Believable characters. Stephen King, Douglas Preston and Lincoln Child, and Dan Simmons are great at creating characters that stick to readers’ ribs.

Innovation. Bram Stoker demonstrates it, especially in his short story “Dracula’s Guest,” as does H. P. Lovecraft, Edgar Allan Poe, Shirley Jackson, and a host of other, mostly classical, horror novelists and short story writers. For an example, check out my post on Stoker’s story, which is a real stoker, to be sure. Stephen King shows innovation, too, in ‘Salem’s Lot, The Shining, It, and other novels. One might even argue that Dean Koontz’s something-for-everyone, cross-genre writing is innovative; he seems to have been one of the first, if not the first, to pen such tales.

Technique. Check out Frank Peretti’s use of maps and his allusions to the senses in Monster; my post on this very topic is worth a look, if I do say so myself, which, of course, I do. Opening chapters that accomplish a multitude of narrative purposes (not usually all at once, but successively) are attractive, too, and Douglas Preston and Lincoln Child are as good as anyone, and better than many, at this art.

A connective universe--a mythos, if you will, such as both H. P. Lovecraft and Stephen King, and, to a lesser extent, Dean Koontz, Bentley Little, and even Douglas Preston and Lincoln Child have created through the use of recurring settings, characters, themes, and other elements of fiction.

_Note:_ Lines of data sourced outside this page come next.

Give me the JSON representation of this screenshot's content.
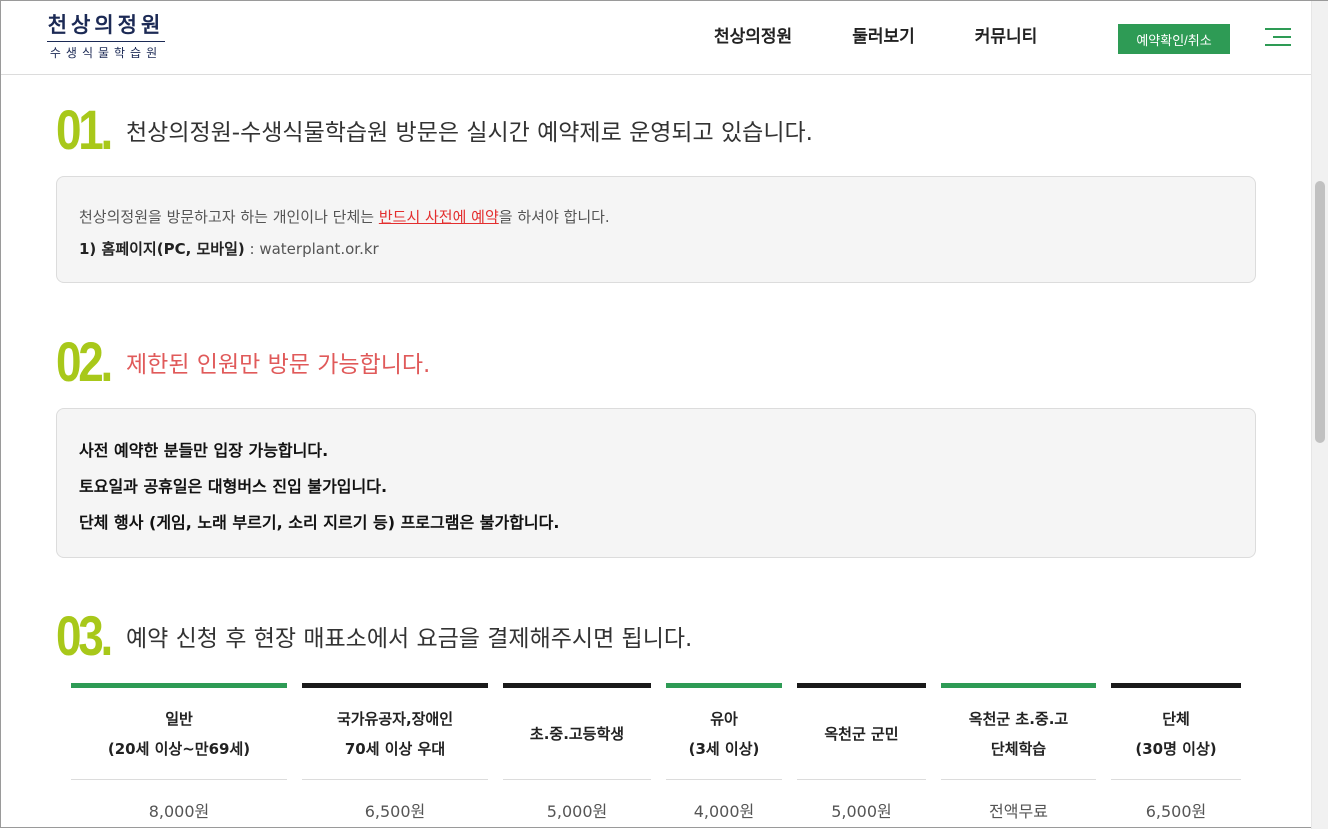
{
  "header": {
    "logo_main": "천상의정원",
    "logo_sub": "수생식물학습원",
    "nav": [
      "천상의정원",
      "둘러보기",
      "커뮤니티"
    ],
    "reserve_button": "예약확인/취소"
  },
  "section1": {
    "num": "01.",
    "title": "천상의정원-수생식물학습원 방문은 실시간 예약제로 운영되고 있습니다.",
    "line1_a": "천상의정원을 방문하고자 하는 개인이나 단체는 ",
    "line1_highlight": "반드시 사전에 예약",
    "line1_b": "을 하셔야 합니다.",
    "line2_strong": "1) 홈페이지(PC, 모바일)",
    "line2_rest": " : waterplant.or.kr"
  },
  "section2": {
    "num": "02.",
    "title": "제한된 인원만 방문 가능합니다.",
    "lines": [
      "사전 예약한 분들만 입장 가능합니다.",
      "토요일과 공휴일은 대형버스 진입 불가입니다.",
      "단체 행사 (게임, 노래 부르기, 소리 지르기 등) 프로그램은 불가합니다."
    ]
  },
  "section3": {
    "num": "03.",
    "title": "예약 신청 후 현장 매표소에서 요금을 결제해주시면 됩니다.",
    "prices": [
      {
        "line1": "일반",
        "line2": "(20세 이상~만69세)",
        "price": "8,000원",
        "bar_color": "#2e9b55"
      },
      {
        "line1": "국가유공자,장애인",
        "line2": "70세 이상 우대",
        "price": "6,500원",
        "bar_color": "#1a1a1a"
      },
      {
        "line1": "초.중.고등학생",
        "line2": "",
        "price": "5,000원",
        "bar_color": "#1a1a1a"
      },
      {
        "line1": "유아",
        "line2": "(3세 이상)",
        "price": "4,000원",
        "bar_color": "#2e9b55"
      },
      {
        "line1": "옥천군 군민",
        "line2": "",
        "price": "5,000원",
        "bar_color": "#1a1a1a"
      },
      {
        "line1": "옥천군 초.중.고",
        "line2": "단체학습",
        "price": "전액무료",
        "bar_color": "#2e9b55"
      },
      {
        "line1": "단체",
        "line2": "(30명 이상)",
        "price": "6,500원",
        "bar_color": "#1a1a1a"
      }
    ]
  }
}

A lack of pretentiousness. Dean Koontz has it, as do Douglas Preston and Lincoln Child, Bentley Little, and (to some extent, although he has become condescending and self-indulgent of late, Stephen King); unfortunately, both Dan Simmons and Robert McCammon have become too self-important in their later works, Simmons almost to the point of becoming unreadable. Come on, people, you’re writing about monsters--you should be humble.

Longevity. Writers who have been around for a while usually get better, Stephen King, Dan Simmons, and Robert McCammon excepted.

Pacing. Neither too fast nor too slow. Dean Koontz is good, maybe the best, here, of contemporary horror writers.